Here’s an actual example from the CommonsenseQA training set:
Question: After getting drunk people couldn’t understand him, it was because of his what?
Choices: Lower standards, slurred speech, or falling down
CoS-E: People who are drunk have difficulty speaking
This first phase generated its own improvement. “When I trained a deep network on these explanations just by using the human commonsense explanations as training, we got significant improvements in performance, even though it did not have these explanations at that time,” Rajani says. “Although we still don’t understand why we caused that performance improvement, we can speculate that the network learned to reason about how the world works using this information in the explanation and use it as the ability to perform better at test time.”
The second phase of training involved CommonsenseQA training and validation data sets. “These CAGE explanations are provided to a second commonsense reasoning model by concatenating it to the end of the original question, answer choices, and output of the language model,” the authors write in the paper. “The two-phase CAGE framework obtains state-of-the-art results outperforming the best reported baseline by 10% and also produces explanations to justify
In essence, the CAGE framework was able to generate answers to questions on topics for which it had no previous training.
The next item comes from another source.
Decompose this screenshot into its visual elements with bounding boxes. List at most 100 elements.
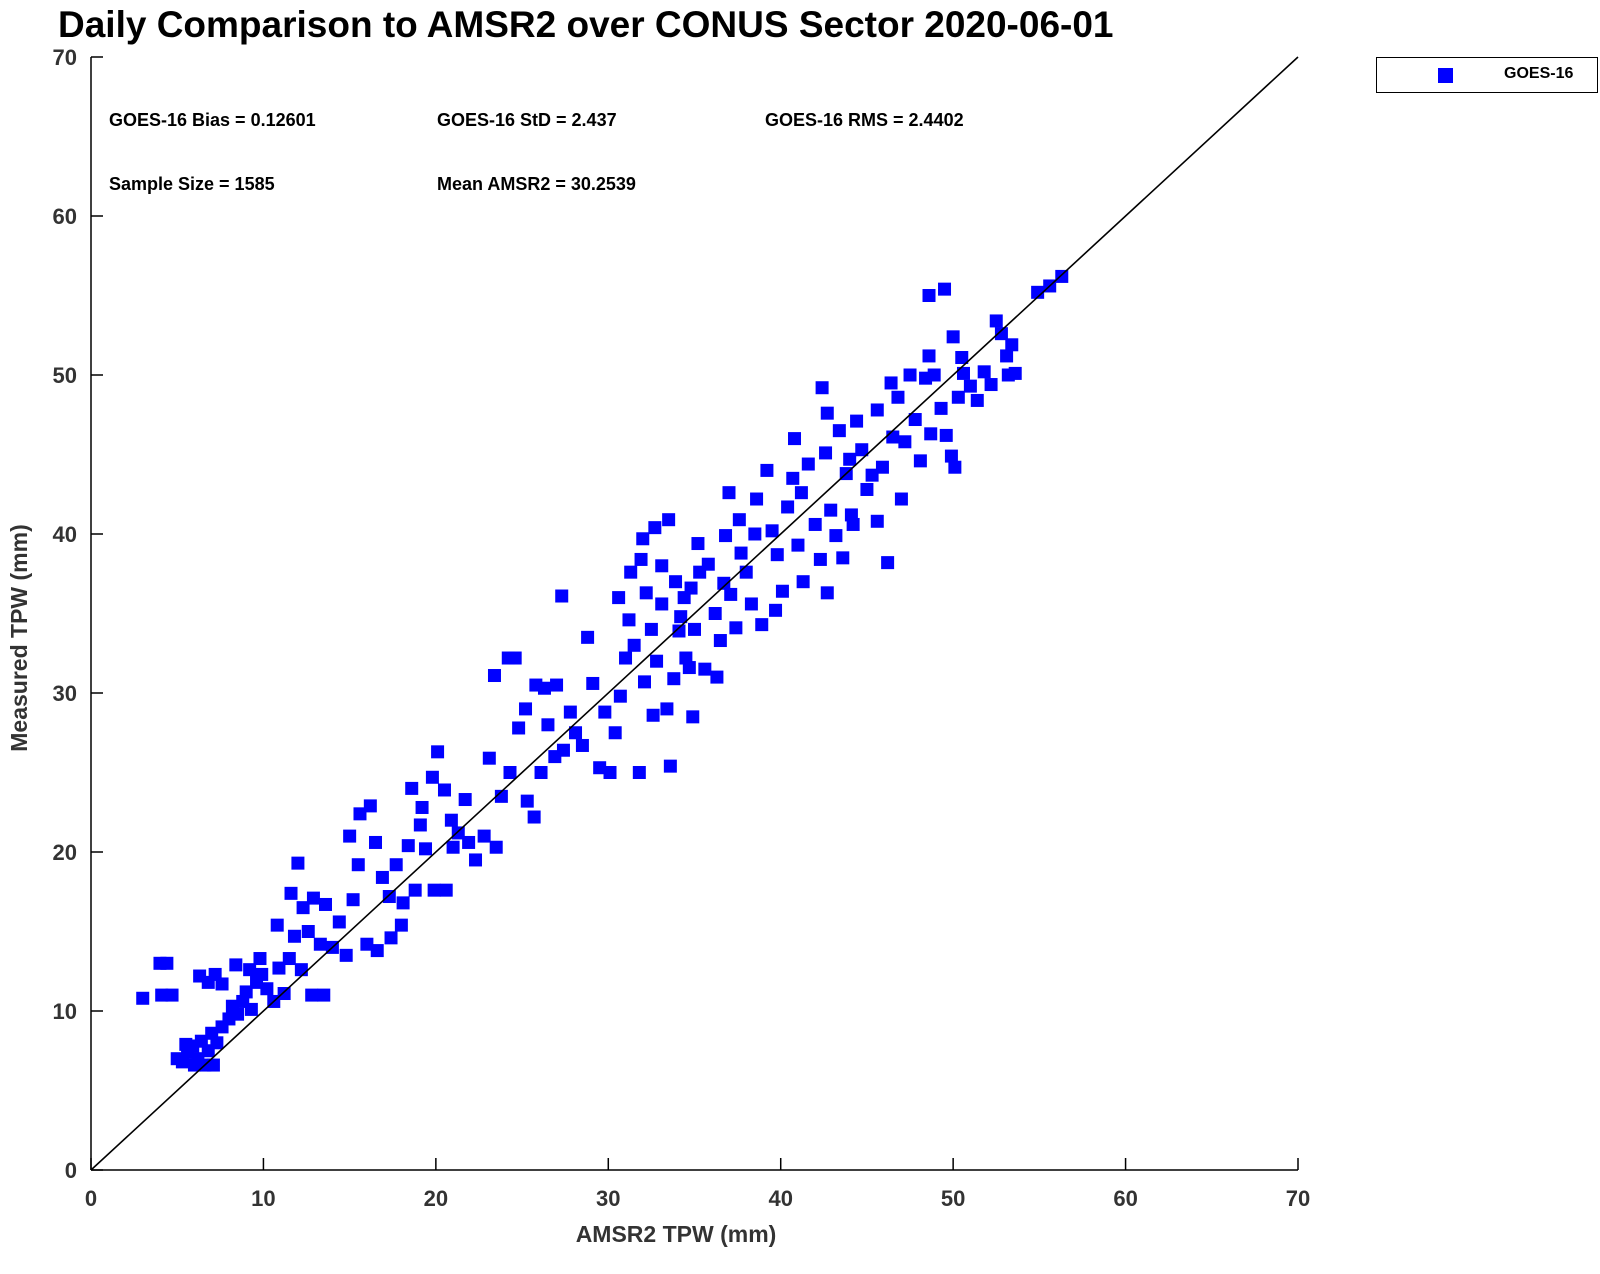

The framework was able to infer the correct answers based on previous answers to multiple choice questions on other topics that were related, but not directly, to the topic in the question at hand.
As the researchers trained the CAGE-boosted NLP models, they would periodically prompt it by asking the question “My common sense tells me.” The progress was fascinating to watch, according McCann.
“At first, if you just take this language model at its initial stage, it will generate things that are somewhat reasonable grammatically but are quite far from human explanations. It doesn’t really know what we mean by asking it for common sense,” he says.
“What we found was, after a course of a couple hours of training, we are able to get it to be quite close to our COS-E datasets, the human explanation. This is really interesting, because we’ve actually taken a language model that apparently has just read a lot of stuff but doesn’t really know how to connect it or provide it in a useful way to us. And we’ve fine-tuned it to provide a sense of what we want for an explanation.
“It’s not just answering the question directly, in a lot of cases,” McCann continues. “It’s actually providing whatever information it knows about the things that appear in that context. So if it’s talking about lamps, it might mention lighting, or if it’s talking about cups, it might mention liquids that go in cups. Or for dark places, it will mention things around darkness. In that way these explanations are tapping into the latent information inside the language model built up after reading about all these words in different context, and pulling that out in the form of explanations that we can appreciate as humans.”
The technology is still in its nascent stages. However, there are several promising directions applications that this approach to commonsense reasoning could take. There are obvious uses for bolstering the explainability of AI for NLP use cases. But it could also potentially be used for computer vision, the researchers say.
“We’re trying to look into different modalities as well, such as visual commonsense reasoning, where there might be an image or a theme you have to reason over, and our language model would have to ground its common sense in that,” McCann says. “We’re hoping in the end that it makes it into … any setting where an algorithm is possibly dealing with someone who’s using language who’s a little more subtle, a little more ambiguous, and they don’t realize that they’re using common sense allusions, but the model will now be able to pick up on that information.”